Kata Febri 6/10
Karya terbaru Joko Anwar, hadir dengan janji besar: sebuah thriller aksi distopia yang menggali isu sosial berat seperti diskriminasi rasial, kegagalan sistem pendidikan, dan trauma kolektif. Terdengar menarik bukan? Meski ambisius dan didukung kolaborasi dengan Amazon MGM Studios, film ini terhambat oleh eksekusi yang tidak konsisten, pengembangan karakter yang lemah, dan pendekatan yang terasa berlebihan.
Joko Anwar dikenal piawai mengemas kritik sosial dalam cerita yang memikat, seperti dalam Pengabdi Setan atau Perempuan Tanah Jahanam. Namun, di Pengepungan di Bukit Duri, ambisinya untuk menangani berbagai isu berat—rasisme, kekerasan remaja, kegagalan sistem pendidikan, hingga trauma sejarah seperti kerusuhan 1998—malah membuat narasi terasa terlalu penuh. Film ini mencoba memasukkan terlalu banyak elemen dalam durasi 1 jam 58 menit, sehingga cerita kehilangan fokus. Adegan-adegan awal, seperti penggambaran Jakarta yang porak-poranda, memang menciptakan atmosfer distopia yang mencekam. Namun, ketika cerita beralih ke konflik di SMA Duri, transisi terasa kaku, dan penonton dibiarkan bergulat dengan berbagai subplot yang tidak tuntas diselesaikan. Misalnya, motif Jefri (Omara Esteghlal) sebagai antagonis utama terasa dangkal karena latar belakangnya kurang dieksplorasi.

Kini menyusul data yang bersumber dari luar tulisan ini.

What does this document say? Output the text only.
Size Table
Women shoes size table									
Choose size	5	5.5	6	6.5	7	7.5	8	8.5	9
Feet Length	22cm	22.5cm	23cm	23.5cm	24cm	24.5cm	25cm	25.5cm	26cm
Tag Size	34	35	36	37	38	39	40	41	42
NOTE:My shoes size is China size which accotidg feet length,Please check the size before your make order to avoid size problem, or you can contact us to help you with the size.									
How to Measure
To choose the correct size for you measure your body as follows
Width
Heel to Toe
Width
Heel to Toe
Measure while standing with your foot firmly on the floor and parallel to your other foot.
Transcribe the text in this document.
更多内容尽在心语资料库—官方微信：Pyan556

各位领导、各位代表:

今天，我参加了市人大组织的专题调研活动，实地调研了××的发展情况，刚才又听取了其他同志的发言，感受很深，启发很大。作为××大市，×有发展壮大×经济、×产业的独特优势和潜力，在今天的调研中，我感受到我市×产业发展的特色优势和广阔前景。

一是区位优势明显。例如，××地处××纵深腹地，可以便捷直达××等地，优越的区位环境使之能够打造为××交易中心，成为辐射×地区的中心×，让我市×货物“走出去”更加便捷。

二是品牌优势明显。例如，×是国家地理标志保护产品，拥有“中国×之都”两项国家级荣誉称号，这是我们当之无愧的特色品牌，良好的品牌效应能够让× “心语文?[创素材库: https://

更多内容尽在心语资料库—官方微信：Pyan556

Salah satu kelemahan terbesar film ini adalah pengembangan karakter Edwin. Di awal, Edwin diperkenalkan sebagai guru seni yang dingin, misterius, dan tampak menyimpan rahasia besar, seolah ia akan menjadi pahlawan yang mengejutkan di akhir cerita. Namun, sepanjang film, Edwin justru terlihat pasif, terjebak dalam ketakutan dan kebingungan, tanpa perkembangan yang signifikan. Adegan di mana ia memesan minuman keras di bar bersama rekan guru terasa janggal dan tidak sesuai dengan citra awalnya sebagai sosok yang kaku dan terkontrol. Awalnya diajak untuk bersimpati pada Edwin sebagai korban diskriminasi, tetapi keputusan-keputusannya yang sering kali impulsif membuatnya sulit untuk disukai.
Karakter pendukung seperti Jefri dan gengnya juga tidak luput dari masalah. Naskahnya gagal memberikan kedalaman pada Jefri. Ia digambarkan sebagai pemimpin geng yang sadis, tetapi alasan di balik kebenciannya terhadap etnis Tionghoa hanya disinggung sekilas, tanpa penjelasan yang memadai.
Bagi penggemar Joko Anwar seperti saya rasanya film ini mungkin terasa seperti langkah mundur, terutama karena gagal menyeimbangkan intensitas thriller dengan kedalaman naratif yang biasanya menjadi kekuatan Joko Anwar. Udah balik dengan film Horor aja deh.
Sinopsis :
Berlatar Jakarta 2027, film ini mengikuti Edwin (Morgan Oey), seorang guru pengganti keturunan Tionghoa yang terjebak dalam kekacauan di SMA Duri, sekolah penuh siswa bermasalah.